A. E. Köchert (sometimes spelled Koechert) is one of the oldest jewellers in Austria, founded by Jakob Heinrich Köchert in 1814. It is a family business known as the "Jeweler of the Emperors and Kings".

== History ==
The Frenchman Emmanuel Pioté (or Peyote) opened a goldsmith shop in Vienna in 1814, the same year the Congress of Vienna took place, giving a great visibility to the newly-founded shop. In 1819, Heinrich Köchert joined in as an associate (he was from a German family of carpenters), and married Pioté's sister-in-law. By 1827, Prince Metternich was the most prestigious client of the goldsmith shop Pioté and Köchert. When the emperor Francis II contracted Pioté and Köchert to create a golden box for the ambassador, the shop became the first official jeweler to the King («Kaiserlich-Königlicher Hofjuwelier»). The goldsmiths also made the 27-star hairpins for Empress Elisabeth of Austria (the «Sisi Sterne») that launched a new fashion in Europe. Alexander Emmanuel Köchert was tasked in 1844 with adding pearls to the Imperial Crown of Austria.

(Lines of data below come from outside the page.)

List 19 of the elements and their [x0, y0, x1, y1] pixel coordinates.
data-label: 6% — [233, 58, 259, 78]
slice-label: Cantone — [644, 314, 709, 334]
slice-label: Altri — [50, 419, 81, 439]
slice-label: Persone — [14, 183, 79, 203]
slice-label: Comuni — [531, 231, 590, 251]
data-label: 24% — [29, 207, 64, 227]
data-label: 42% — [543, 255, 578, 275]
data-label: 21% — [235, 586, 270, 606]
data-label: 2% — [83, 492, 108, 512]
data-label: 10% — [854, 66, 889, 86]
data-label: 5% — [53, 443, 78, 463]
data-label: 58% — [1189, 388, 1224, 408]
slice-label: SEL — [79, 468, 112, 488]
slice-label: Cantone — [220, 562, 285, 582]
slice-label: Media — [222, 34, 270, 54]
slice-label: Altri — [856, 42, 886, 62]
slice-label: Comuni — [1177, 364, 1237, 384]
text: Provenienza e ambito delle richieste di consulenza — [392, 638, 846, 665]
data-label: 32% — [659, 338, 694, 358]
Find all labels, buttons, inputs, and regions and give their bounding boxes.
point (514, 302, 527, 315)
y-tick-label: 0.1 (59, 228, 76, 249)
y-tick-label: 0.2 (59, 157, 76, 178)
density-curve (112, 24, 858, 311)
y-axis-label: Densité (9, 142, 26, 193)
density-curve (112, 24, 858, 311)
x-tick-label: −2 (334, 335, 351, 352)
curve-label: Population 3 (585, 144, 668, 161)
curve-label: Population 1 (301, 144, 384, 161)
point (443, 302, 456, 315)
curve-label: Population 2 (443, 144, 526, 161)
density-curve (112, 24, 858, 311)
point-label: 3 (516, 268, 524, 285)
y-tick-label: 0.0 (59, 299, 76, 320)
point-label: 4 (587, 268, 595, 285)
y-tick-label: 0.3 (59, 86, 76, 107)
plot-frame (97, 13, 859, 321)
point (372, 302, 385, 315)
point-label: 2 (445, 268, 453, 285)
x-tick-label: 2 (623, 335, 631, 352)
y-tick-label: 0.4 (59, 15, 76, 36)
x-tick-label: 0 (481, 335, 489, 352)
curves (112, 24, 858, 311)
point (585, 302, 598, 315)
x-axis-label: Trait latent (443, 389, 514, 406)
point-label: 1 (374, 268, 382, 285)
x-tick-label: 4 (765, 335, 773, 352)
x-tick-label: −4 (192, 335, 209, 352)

The shop was located in the Palais Pallavicini before it moved to Hoher Markt 15 in 1873 in a shop designed by Theophil Hansen. Pioté retired in 1848 and Köchert became the sole owner.

The royal crown of the Empress Elisabeth made by Köchert was stolen in 1998 by Gerald Blanchard, and recovered 9 years later in Winnipeg, Canada.

In 2005 the company opened a new branch in Salzburg. In 2014, the Köchert family became a Henokiens association member after celebrating its 200th anniversary.

== Governance ==
A. E. Köchert is headed by Christoph and Florian Köchert. The founders of the dynasty have set up a rule that only two heirs could own the family business at any given time.